Doktor üzgünce odadan çıktığında nefesimi tuttum. Yanlış anlamış olmayı diledim. Ama doktor acı gerçekle hepimizi yüzleştirdi.

"Elimizden geleni yaptık...Üzgünüm. Başınız sağolsun." Diyerek herkesi darmadağın etti. Herkes bir köşede acısını yaşarken ben sadece öyle dikilmiş Naz'ın solgun yüzüne bakıyordum. Doktor uzaklaşacakken arkadan gelen tiz bir ses ve hemen sonra koşarak gelen hemşireye dikkat kesildim.

"Doktor bey, birşey oldu efendim!"

"Ne oldu?"

"Biz...Cihazı çıkartacekken birden geri gelen nabız..."

Devam edemeden doktor koşturdu geldiği yöne.
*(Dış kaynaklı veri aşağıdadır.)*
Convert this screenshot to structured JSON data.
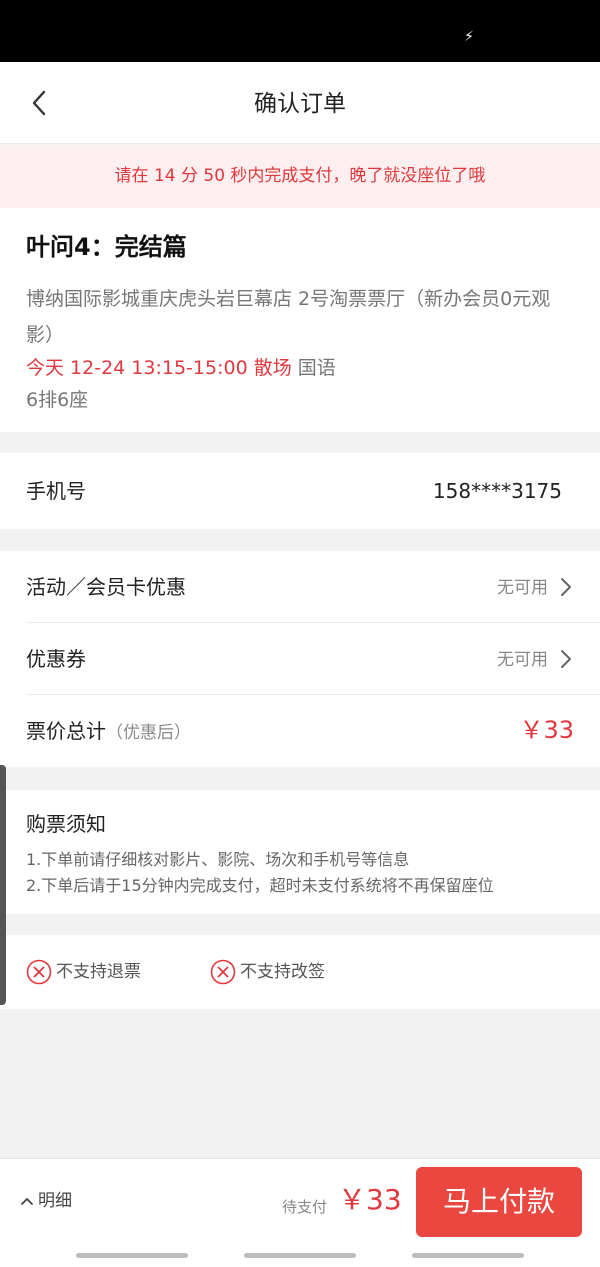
{
  "status_bar": {
    "charging_icon": "bolt-icon",
    "charging_glyph": "⚡"
  },
  "header": {
    "back_icon": "chevron-left-icon",
    "title": "确认订单"
  },
  "countdown": {
    "text": "请在 14 分 50 秒内完成支付，晚了就没座位了哦"
  },
  "movie": {
    "name": "叶问4：完结篇",
    "cinema": "博纳国际影城重庆虎头岩巨幕店 2号淘票票厅（新办会员0元观影）",
    "showtime": "今天 12-24 13:15-15:00 散场",
    "language": "国语",
    "seat": "6排6座"
  },
  "phone": {
    "label": "手机号",
    "value": "158****3175"
  },
  "discounts": {
    "member_label": "活动／会员卡优惠",
    "member_status": "无可用",
    "coupon_label": "优惠券",
    "coupon_status": "无可用",
    "total_label": "票价总计",
    "total_hint": "（优惠后）",
    "total_price": "￥33"
  },
  "notice": {
    "title": "购票须知",
    "lines": [
      "1.下单前请仔细核对影片、影院、场次和手机号等信息",
      "2.下单后请于15分钟内完成支付，超时未支付系统将不再保留座位"
    ]
  },
  "policy": {
    "items": [
      {
        "icon": "x-circle-icon",
        "label": "不支持退票"
      },
      {
        "icon": "x-circle-icon",
        "label": "不支持改签"
      }
    ]
  },
  "bottom": {
    "detail_label": "明细",
    "due_label": "待支付",
    "due_price": "￥33",
    "pay_label": "马上付款"
  },
  "colors": {
    "accent": "#e0383e",
    "pay_button": "#e9473f",
    "banner_bg": "#fdefef"
  }
}
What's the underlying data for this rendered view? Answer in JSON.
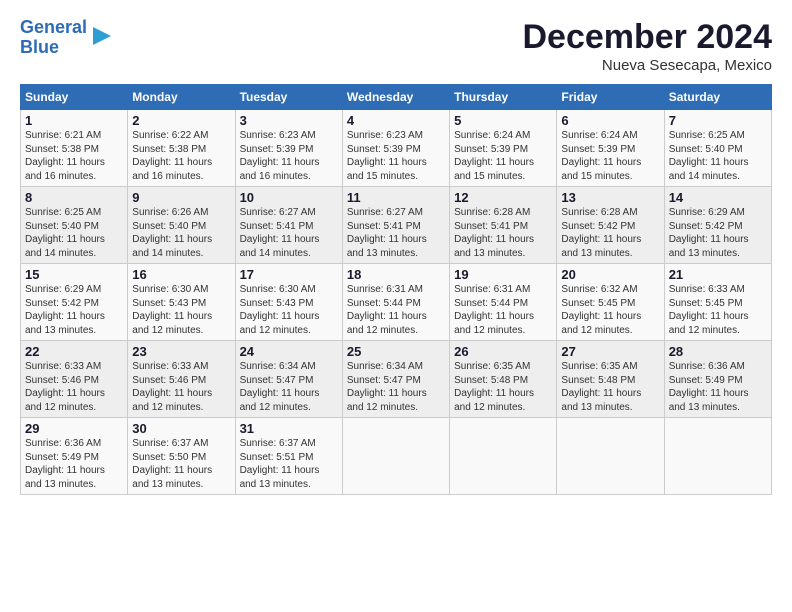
{
  "header": {
    "logo_line1": "General",
    "logo_line2": "Blue",
    "main_title": "December 2024",
    "subtitle": "Nueva Sesecapa, Mexico"
  },
  "calendar": {
    "days_of_week": [
      "Sunday",
      "Monday",
      "Tuesday",
      "Wednesday",
      "Thursday",
      "Friday",
      "Saturday"
    ],
    "weeks": [
      [
        null,
        {
          "day": "2",
          "sunrise": "Sunrise: 6:22 AM",
          "sunset": "Sunset: 5:38 PM",
          "daylight": "Daylight: 11 hours and 16 minutes."
        },
        {
          "day": "3",
          "sunrise": "Sunrise: 6:23 AM",
          "sunset": "Sunset: 5:39 PM",
          "daylight": "Daylight: 11 hours and 16 minutes."
        },
        {
          "day": "4",
          "sunrise": "Sunrise: 6:23 AM",
          "sunset": "Sunset: 5:39 PM",
          "daylight": "Daylight: 11 hours and 15 minutes."
        },
        {
          "day": "5",
          "sunrise": "Sunrise: 6:24 AM",
          "sunset": "Sunset: 5:39 PM",
          "daylight": "Daylight: 11 hours and 15 minutes."
        },
        {
          "day": "6",
          "sunrise": "Sunrise: 6:24 AM",
          "sunset": "Sunset: 5:39 PM",
          "daylight": "Daylight: 11 hours and 15 minutes."
        },
        {
          "day": "7",
          "sunrise": "Sunrise: 6:25 AM",
          "sunset": "Sunset: 5:40 PM",
          "daylight": "Daylight: 11 hours and 14 minutes."
        }
      ],
      [
        {
          "day": "1",
          "sunrise": "Sunrise: 6:21 AM",
          "sunset": "Sunset: 5:38 PM",
          "daylight": "Daylight: 11 hours and 16 minutes."
        },
        null,
        null,
        null,
        null,
        null,
        null
      ],
      [
        {
          "day": "8",
          "sunrise": "Sunrise: 6:25 AM",
          "sunset": "Sunset: 5:40 PM",
          "daylight": "Daylight: 11 hours and 14 minutes."
        },
        {
          "day": "9",
          "sunrise": "Sunrise: 6:26 AM",
          "sunset": "Sunset: 5:40 PM",
          "daylight": "Daylight: 11 hours and 14 minutes."
        },
        {
          "day": "10",
          "sunrise": "Sunrise: 6:27 AM",
          "sunset": "Sunset: 5:41 PM",
          "daylight": "Daylight: 11 hours and 14 minutes."
        },
        {
          "day": "11",
          "sunrise": "Sunrise: 6:27 AM",
          "sunset": "Sunset: 5:41 PM",
          "daylight": "Daylight: 11 hours and 13 minutes."
        },
        {
          "day": "12",
          "sunrise": "Sunrise: 6:28 AM",
          "sunset": "Sunset: 5:41 PM",
          "daylight": "Daylight: 11 hours and 13 minutes."
        },
        {
          "day": "13",
          "sunrise": "Sunrise: 6:28 AM",
          "sunset": "Sunset: 5:42 PM",
          "daylight": "Daylight: 11 hours and 13 minutes."
        },
        {
          "day": "14",
          "sunrise": "Sunrise: 6:29 AM",
          "sunset": "Sunset: 5:42 PM",
          "daylight": "Daylight: 11 hours and 13 minutes."
        }
      ],
      [
        {
          "day": "15",
          "sunrise": "Sunrise: 6:29 AM",
          "sunset": "Sunset: 5:42 PM",
          "daylight": "Daylight: 11 hours and 13 minutes."
        },
        {
          "day": "16",
          "sunrise": "Sunrise: 6:30 AM",
          "sunset": "Sunset: 5:43 PM",
          "daylight": "Daylight: 11 hours and 12 minutes."
        },
        {
          "day": "17",
          "sunrise": "Sunrise: 6:30 AM",
          "sunset": "Sunset: 5:43 PM",
          "daylight": "Daylight: 11 hours and 12 minutes."
        },
        {
          "day": "18",
          "sunrise": "Sunrise: 6:31 AM",
          "sunset": "Sunset: 5:44 PM",
          "daylight": "Daylight: 11 hours and 12 minutes."
        },
        {
          "day": "19",
          "sunrise": "Sunrise: 6:31 AM",
          "sunset": "Sunset: 5:44 PM",
          "daylight": "Daylight: 11 hours and 12 minutes."
        },
        {
          "day": "20",
          "sunrise": "Sunrise: 6:32 AM",
          "sunset": "Sunset: 5:45 PM",
          "daylight": "Daylight: 11 hours and 12 minutes."
        },
        {
          "day": "21",
          "sunrise": "Sunrise: 6:33 AM",
          "sunset": "Sunset: 5:45 PM",
          "daylight": "Daylight: 11 hours and 12 minutes."
        }
      ],
      [
        {
          "day": "22",
          "sunrise": "Sunrise: 6:33 AM",
          "sunset": "Sunset: 5:46 PM",
          "daylight": "Daylight: 11 hours and 12 minutes."
        },
        {
          "day": "23",
          "sunrise": "Sunrise: 6:33 AM",
          "sunset": "Sunset: 5:46 PM",
          "daylight": "Daylight: 11 hours and 12 minutes."
        },
        {
          "day": "24",
          "sunrise": "Sunrise: 6:34 AM",
          "sunset": "Sunset: 5:47 PM",
          "daylight": "Daylight: 11 hours and 12 minutes."
        },
        {
          "day": "25",
          "sunrise": "Sunrise: 6:34 AM",
          "sunset": "Sunset: 5:47 PM",
          "daylight": "Daylight: 11 hours and 12 minutes."
        },
        {
          "day": "26",
          "sunrise": "Sunrise: 6:35 AM",
          "sunset": "Sunset: 5:48 PM",
          "daylight": "Daylight: 11 hours and 12 minutes."
        },
        {
          "day": "27",
          "sunrise": "Sunrise: 6:35 AM",
          "sunset": "Sunset: 5:48 PM",
          "daylight": "Daylight: 11 hours and 13 minutes."
        },
        {
          "day": "28",
          "sunrise": "Sunrise: 6:36 AM",
          "sunset": "Sunset: 5:49 PM",
          "daylight": "Daylight: 11 hours and 13 minutes."
        }
      ],
      [
        {
          "day": "29",
          "sunrise": "Sunrise: 6:36 AM",
          "sunset": "Sunset: 5:49 PM",
          "daylight": "Daylight: 11 hours and 13 minutes."
        },
        {
          "day": "30",
          "sunrise": "Sunrise: 6:37 AM",
          "sunset": "Sunset: 5:50 PM",
          "daylight": "Daylight: 11 hours and 13 minutes."
        },
        {
          "day": "31",
          "sunrise": "Sunrise: 6:37 AM",
          "sunset": "Sunset: 5:51 PM",
          "daylight": "Daylight: 11 hours and 13 minutes."
        },
        null,
        null,
        null,
        null
      ]
    ]
  }
}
Az önce ağlayan herkes yeniden korkulu bekleyişe başlamıştı. Hala umudumuz vardı en azından. Hayatım boyunca etmediğim kadar dua ederken onu kaybetmemek için herşeyi yapabileceğimi düşündüm. Yaklaşık yarım saat sonra çıkan doktorun yanına yaklaştım hemen. Arkamdan diğerlerinin de geldiğini hissetmek zor değildi.

Biz daha sormadan anlattı son durumu. "Doktorluk hayatımda ilk kez karşılaştığım bir durum bu. Duymuştum ama başıma gelmemişti. O kadar uğraşmamıza rağmen duran kalbi, umudumuzu kaybedip bittiğini düşündüğümüz anda atmaya başladı. Sizi fazla umutlandırmak istemiyorum. Çünkü durum hala kritik ama bence hastamız çok güçlü...Kendisi istediği için döndü ve eğer hayata onu döndüren sebep her neyse umarım ona aynı şekilde tutunmaya devam eder."

Oradan uzaklaşırken o da şaşkındı belli ki. Naz gitmek istememişti işte. Bizi bırakmak istememişti. Belki kızıydı sebep. Ya da annesi. Bir umut belki de ben...Kim için ya da ne için dönmüş olursa olsun, şu an atan kalbi benim en büyük yaşama sebebimdi. Onu ikinci kez kaybetmekle karşı karşıyaydım ve az önce kalbi durduğunda hissettiğim acıyı bir kere daha yaşayacak gücüm yoktu.

"Oğlum, konuşalım mı biraz?"

Başımla onaylayınca bahçeye çıktık. Anlaşılan lafa nereden başlayacağını bilemiyordu. Onu zorlamamak için ben bir soru yönelttim. "Baran...Nasıl attırmış o imzayı?"

Babam sıkıntılı bir nefes alıp konuştu. "Hande, sana sarhoşken imzalatmış."

Gözlerim kocaman büyürken ağzıma ilk geleni de söyledim. "Siktir!"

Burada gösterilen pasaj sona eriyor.